Если героиня хуциевского «Июльского дождя» (1968) сохраняла элегическую легкость в коммуналке, на фоне мамы, книжных полок и черного коридорного телефона, то в семидесятые жилье уже не было синонимично комнате, от мам - домашней неизбежности - не ширмой отгораживались, а зыбким гипсом второй (о, не может быть) комнаты. «Здесь и сейчас» медленно становились годными к употреблению. Густели чулки, наливались сберкнижки. Представители самых массовых интеллигентских профессий врач Женя Лукашин и учительница Надя Шевелева заплатили за гарнитуры мебельные по 825 рублей - громадные деньги для 1976 года - при зарплате в сто сорок; поди, откладывали мамины пенсии. Ширвиндт, уже в дубленке, покупает апельсины на остановке, в бане пиво, водка и закусь, в Пулково алкаша с веником услужливо подхватывает такси, автоматического набора межгорода еще нет, однако уже есть билеты на ближайший самолет - сказка не сказка, но реальность вполне комфортабельная и дружелюбная. В этом необыкновенная схожесть второй половины нулевых годов и семидесятых: в обожательном потреблении (все положенные оговорки про ассортиментную нищету и очереди прилагаются). Значительность вещи тогда определялась суммой унижений, вложенных в ее добычу, - сейчас брендом и стоимостью, и домохозяйка так же гладит эмалевую прохладу «Индезита» (половина месячного дохода), как тридцать лет назад - полированную стенку гэдээровского производства «Бастай» (год ожидания, запись, ночные дежурства в магазинах). Восьмидесятые - уже разгул советского консьюмеризма: здесь и экономические преступления, и черные цеховики, и у научных работников - все приличные люди!
– две машины на одну семью («Гараж»). Всякая материализация маленькой имущественной мечты сильно понижала электрическое напряжение, исходившее из далеких, недостижимых, сверкающих двухтысячных годов. Тогда в стране начиналась впервые и по-настоящему оседлая жизнь, и скудная, едва нарождающаяся частная вещественность гасила «бесконечное искание, искание невидимого града Китежа, незримого града», которое, как утверждал Бердяев, свойственно русской душе. Разъедающий скепсис и унылое итээровское фрондерство тоже не с потолка взялись: гарольдов плащ на голое тело не надевают, под ним должен быть добротный сюртук.

До того момента великое будущее было главным содержанием советского настоящего. В будущее не требовалось «верить», это был не вопрос веры.

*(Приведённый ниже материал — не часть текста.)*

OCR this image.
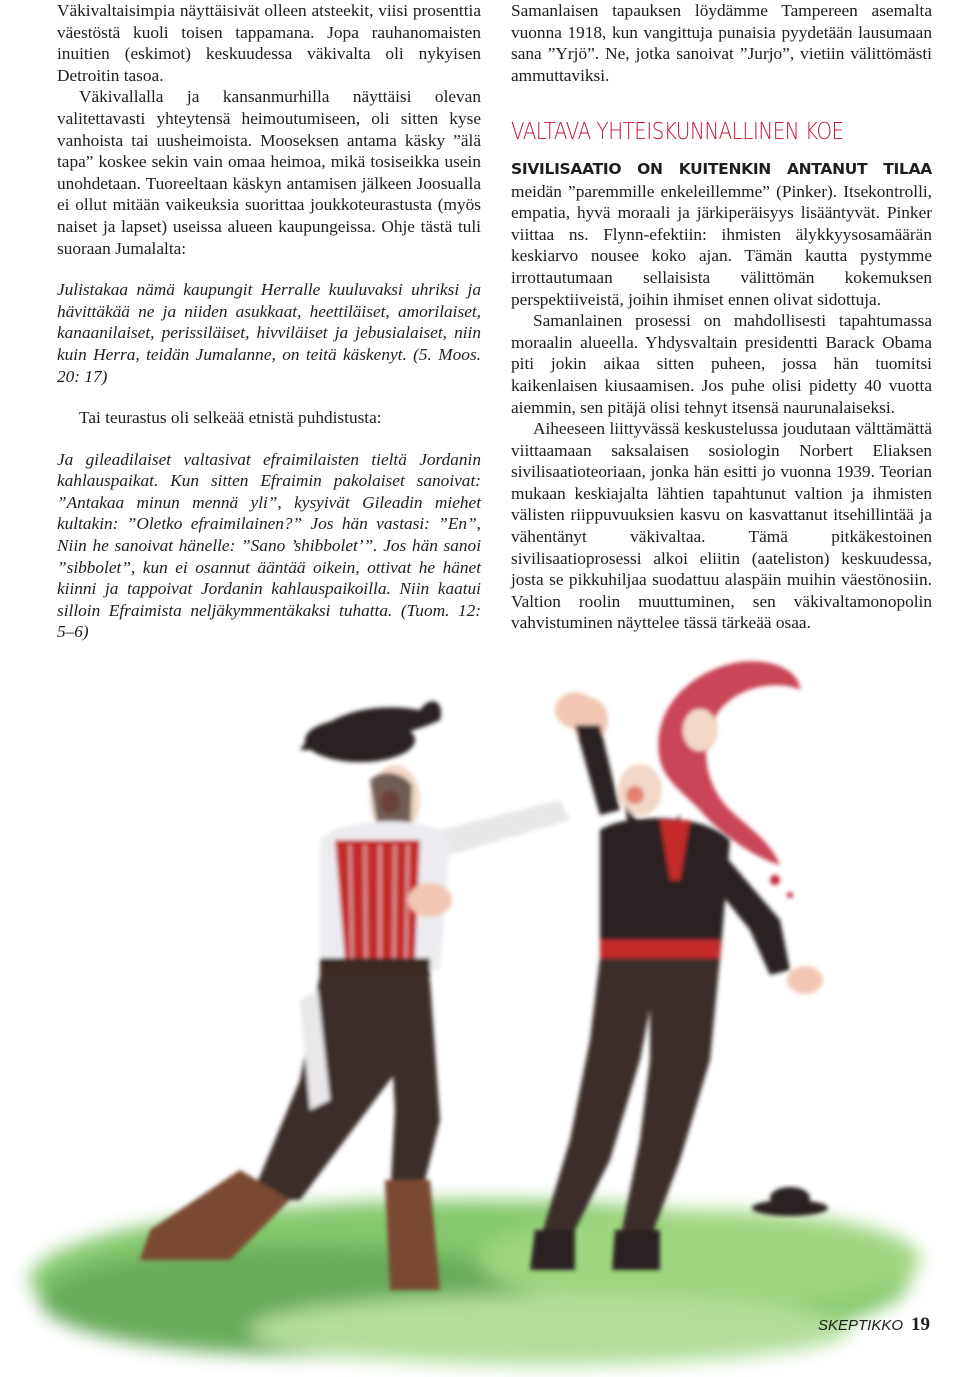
Väkivaltaisimpia näyttäisivät olleen atsteekit, viisi prosenttia väestöstä kuoli toisen tappamana. Jopa rauhanomaisten inuitien (eskimot) keskuudessa väkivalta oli nykyisen Detroitin tasoa.

Väkivallalla ja kansanmurhilla näyttäisi olevan valitettavasti yhteytensä heimoutumiseen, oli sitten kyse vanhoista tai uusheimoista. Mooseksen antama käsky ”älä tapa” koskee sekin vain omaa heimoa, mikä tosiseikka usein unohdetaan. Tuoreeltaan käskyn antamisen jälkeen Joosualla ei ollut mitään vaikeuksia suorittaa joukkoteurastusta (myös naiset ja lapset) useissa alueen kaupungeissa. Ohje tästä tuli suoraan Jumalalta:

Julistakaa nämä kaupungit Herralle kuuluvaksi uhriksi ja hävittäkää ne ja niiden asukkaat, heettiläiset, amorilaiset, kanaanilaiset, perissiläiset, hivviläiset ja jebusialaiset, niin kuin Herra, teidän Jumalanne, on teitä käskenyt. (5. Moos. 20: 17)

Tai teurastus oli selkeää etnistä puhdistusta:

Ja gileadilaiset valtasivat efraimilaisten tieltä Jordanin kahlauspaikat. Kun sitten Efraimin pakolaiset sanoivat: ”Antakaa minun mennä yli”, kysyivät Gileadin miehet kultakin: ”Oletko efraimilainen?” Jos hän vastasi: ”En”, Niin he sanoivat hänelle: ”Sano ’shibbolet’”. Jos hän sanoi ”sibbolet”, kun ei osannut ääntää oikein, ottivat he hänet kiinni ja tappoivat Jordanin kahlauspaikoilla. Niin kaatui silloin Efraimista neljäkymmentäkaksi tuhatta. (Tuom. 12: 5–6)

Samanlaisen tapauksen löydämme Tampereen asemalta vuonna 1918, kun vangittuja punaisia pyydetään lausumaan sana ”Yrjö”. Ne, jotka sanoivat ”Jurjo”, vietiin välittömästi ammuttaviksi.

VALTAVA YHTEISKUNNALLINEN KOE

SIVILISAATIO ON KUITENKIN ANTANUT TILAA meidän ”paremmille enkeleillemme” (Pinker). Itsekontrolli, empatia, hyvä moraali ja järkiperäisyys lisääntyvät. Pinker viittaa ns. Flynn-efektiin: ihmisten älykkyysosamäärän keskiarvo nousee koko ajan. Tämän kautta pystymme irrottautumaan sellaisista välittömän kokemuksen perspektiiveistä, joihin ihmiset ennen olivat sidottuja.

Samanlainen prosessi on mahdollisesti tapahtumassa moraalin alueella. Yhdysvaltain presidentti Barack Obama piti jokin aikaa sitten puheen, jossa hän tuomitsi kaikenlaisen kiusaamisen. Jos puhe olisi pidetty 40 vuotta aiemmin, sen pitäjä olisi tehnyt itsensä naurunalaiseksi.

Aiheeseen liittyvässä keskustelussa joudutaan välttämättä viittaamaan saksalaisen sosiologin Norbert Eliaksen sivilisaatioteoriaan, jonka hän esitti jo vuonna 1939. Teorian mukaan keskiajalta lähtien tapahtunut valtion ja ihmisten välisten riippuvuuksien kasvu on kasvattanut itsehillintää ja vähentänyt väkivaltaa. Tämä pitkäkestoinen sivilisaatioprosessi alkoi eliitin (aateliston) keskuudessa, josta se pikkuhiljaa suodattuu alaspäin muihin väestönosiin. Valtion roolin muuttuminen, sen väkivaltamonopolin vahvistuminen näyttelee tässä tärkeää osaa.

SKEPTIKKO 19
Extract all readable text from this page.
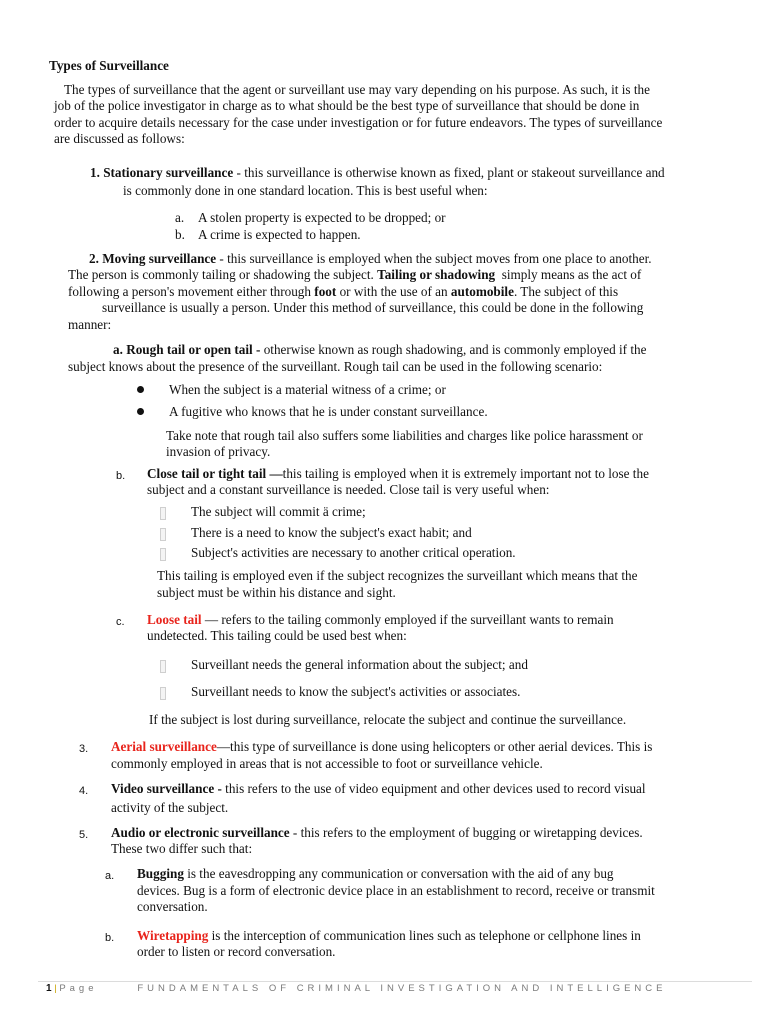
Types of Surveillance
The types of surveillance that the agent or surveillant use may vary depending on his purpose. As such, it is the
job of the police investigator in charge as to what should be the best type of surveillance that should be done in
order to acquire details necessary for the case under investigation or for future endeavors. The types of surveillance
are discussed as follows:
1. Stationary surveillance - this surveillance is otherwise known as fixed, plant or stakeout surveillance and
is commonly done in one standard location. This is best useful when:
a. A stolen property is expected to be dropped; or
b. A crime is expected to happen.
2. Moving surveillance - this surveillance is employed when the subject moves from one place to another.
The person is commonly tailing or shadowing the subject. Tailing or shadowing simply means as the act of
following a person's movement either through foot or with the use of an automobile. The subject of this
surveillance is usually a person. Under this method of surveillance, this could be done in the following
manner:
a. Rough tail or open tail - otherwise known as rough shadowing, and is commonly employed if the
subject knows about the presence of the surveillant. Rough tail can be used in the following scenario:
When the subject is a material witness of a crime; or
A fugitive who knows that he is under constant surveillance.
Take note that rough tail also suffers some liabilities and charges like police harassment or
invasion of privacy.
b. Close tail or tight tail —this tailing is employed when it is extremely important not to lose the
subject and a constant surveillance is needed. Close tail is very useful when:
The subject will commit ä crime;
There is a need to know the subject's exact habit; and
Subject's activities are necessary to another critical operation.
This tailing is employed even if the subject recognizes the surveillant which means that the
subject must be within his distance and sight.
c. Loose tail — refers to the tailing commonly employed if the surveillant wants to remain
undetected. This tailing could be used best when:
Surveillant needs the general information about the subject; and
Surveillant needs to know the subject's activities or associates.
If the subject is lost during surveillance, relocate the subject and continue the surveillance.
3. Aerial surveillance—this type of surveillance is done using helicopters or other aerial devices. This is
commonly employed in areas that is not accessible to foot or surveillance vehicle.
4. Video surveillance - this refers to the use of video equipment and other devices used to record visual
activity of the subject.
5. Audio or electronic surveillance - this refers to the employment of bugging or wiretapping devices.
These two differ such that:
a. Bugging is the eavesdropping any communication or conversation with the aid of any bug
devices. Bug is a form of electronic device place in an establishment to record, receive or transmit
conversation.
b. Wiretapping is the interception of communication lines such as telephone or cellphone lines in
order to listen or record conversation.
1 | Page	FUNDAMENTALS OF CRIMINAL INVESTIGATION AND INTELLIGENCE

Оно, путаное грядущее счастье, объективно присутствовало в жизни почти каждого гражданина с младенчества до гробовой доски, как присутствовали куранты, Новый год и летние каникулы пионеров и школьников. Его язык был чист, наивно высок и глуповат, его эмоция - «Марш авиаторов», его поэтика - терминология НТ- и рифмы комсомольской эстрады. Не было ничего реальнее будущего: «птица щастья завтрашнего дня» дразнилась, задевала крылом, пахла жженой синтетикой. То будущее возвращается и сейчас - странными болезненными приступами: острое чувство пробьет то на сибирском тракте («Усть-Илим! Над Москвой твои ветры поют»), то на Воробьевых горах («Сто дорог мы пройдем, если нужно»), то на укрощенном Енисее, то в Дубне - но не ностальгическим сантиментом, а недоумением, глупой детской обидой, что вот ты и стоишь в том самом будущем, да, столько не живут: третье тысячелетие, год седьмой - и где же оно все? Над голубыми городами тяжкие промышленные облака, в сизых бамовских времянках ползают внуки первостроителей, на Марсе до сих пор ни одной яблони. Правда, продовольственная программа выполнена и перевыполнена, этого не отнять.